Em 1989, foi-me pedido para que expusesse algumas ideias a respeito da educação à experiência mística na tradição do Shingon Mikkyo. O local da reunião, com capacidade para 10.000 pessoas, estava lotado de jovens e adultos transbordantes de entusiasmo.
Participamos do Meeting todos os anos até 2001. A partir de 2001, padre Ambrogio Pisoni, colaborador muito ligado a Dom Giussani, tem prosseguido o relacionamento com a universidade de Koyasan no ensino de um espírito de grande partilha e unidade.

Último encontro
Em 1999, 23 de agosto, encontrei-me com Dom Giussani em sua casa, em Milão. Esse foi nosso último encontro.
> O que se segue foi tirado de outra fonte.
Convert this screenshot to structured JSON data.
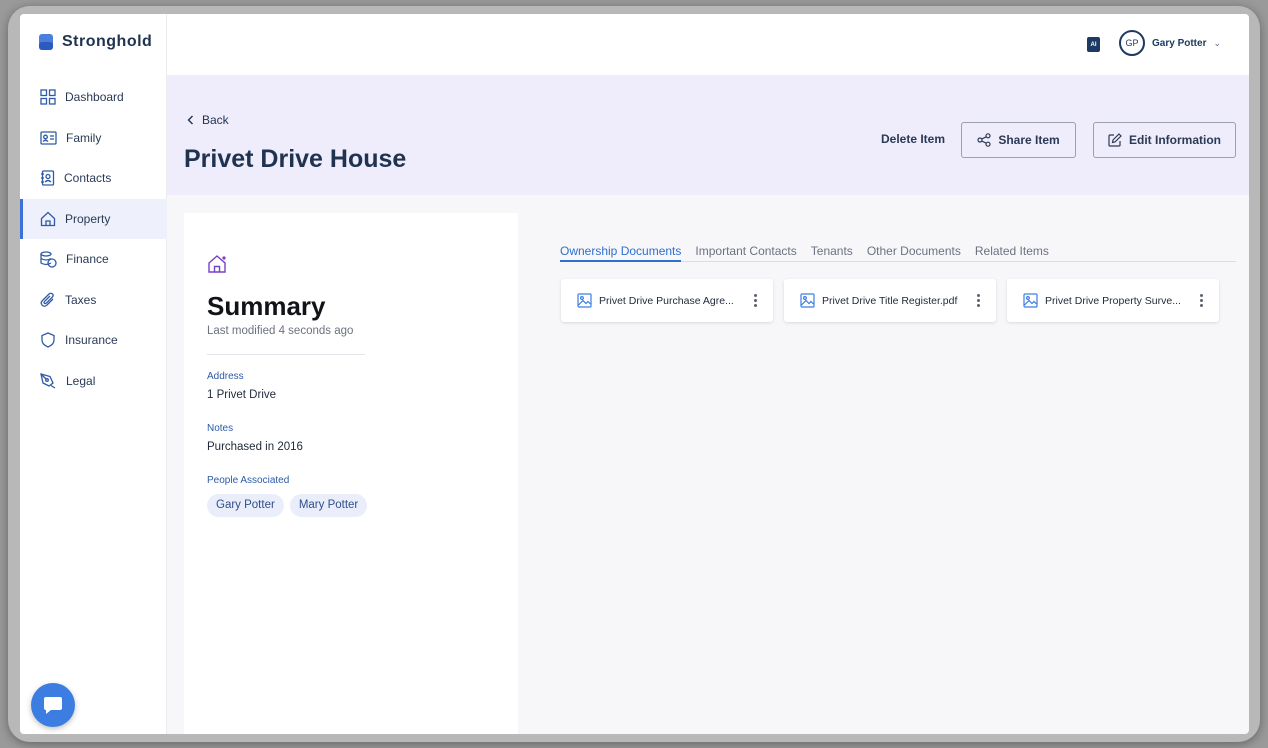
{
  "app": {
    "brand": "Stronghold"
  },
  "sidebar": {
    "items": [
      {
        "label": "Dashboard",
        "icon": "grid-icon"
      },
      {
        "label": "Family",
        "icon": "id-card-icon"
      },
      {
        "label": "Contacts",
        "icon": "address-book-icon"
      },
      {
        "label": "Property",
        "icon": "house-icon",
        "active": true
      },
      {
        "label": "Finance",
        "icon": "coins-icon"
      },
      {
        "label": "Taxes",
        "icon": "paperclip-icon"
      },
      {
        "label": "Insurance",
        "icon": "shield-icon"
      },
      {
        "label": "Legal",
        "icon": "pen-nib-icon"
      }
    ]
  },
  "topbar": {
    "ai_badge": "AI",
    "user": {
      "initials": "GP",
      "name": "Gary Potter"
    }
  },
  "header": {
    "back_label": "Back",
    "title": "Privet Drive House",
    "delete_label": "Delete Item",
    "share_label": "Share Item",
    "edit_label": "Edit Information"
  },
  "summary": {
    "title": "Summary",
    "modified": "Last modified 4 seconds ago",
    "address_label": "Address",
    "address_value": "1 Privet Drive",
    "notes_label": "Notes",
    "notes_value": "Purchased in 2016",
    "people_label": "People Associated",
    "people": [
      "Gary Potter",
      "Mary Potter"
    ]
  },
  "tabs": [
    {
      "label": "Ownership Documents",
      "active": true
    },
    {
      "label": "Important Contacts"
    },
    {
      "label": "Tenants"
    },
    {
      "label": "Other Documents"
    },
    {
      "label": "Related Items"
    }
  ],
  "documents": [
    {
      "name": "Privet Drive Purchase Agre..."
    },
    {
      "name": "Privet Drive Title Register.pdf"
    },
    {
      "name": "Privet Drive Property Surve..."
    }
  ],
  "colors": {
    "accent": "#2e6fd0",
    "header_band": "#efecfb",
    "title": "#1f3350"
  }
}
Três dias depois, falei novamente no Meeting de Rimini a respeito da experiência mística e da amizade. Nesse discurso, referi-me à ideia de unidade de Dom Giussani e à ideia de experiência a ela ligada.
Todos os dias, em nosso templo em Koyasan, durante a meditação, a imagem de Dom Giussani e de padre Francesco Ricci – agora no paraíso, e com o qual tive apenas breves encontros – atravessam meu coração e nosso diálogo continua sem limite algum. As maravilhosas paisagens italianas e todos os que têm contribuído constantemente para a nossa amizade, comparecem com alegria em minha mente. Essas imagens luminosas e resplendentes estão impressas para sempre em meu coração.
Em 23 de fevereiro de 2005 recebi, inesperadamente, de Milão, a triste notícia da morte de Dom Luigi Giussani. Desde então, tenho sempre comigo uma foto sua para orar por ele e pedir-lhe que me guie.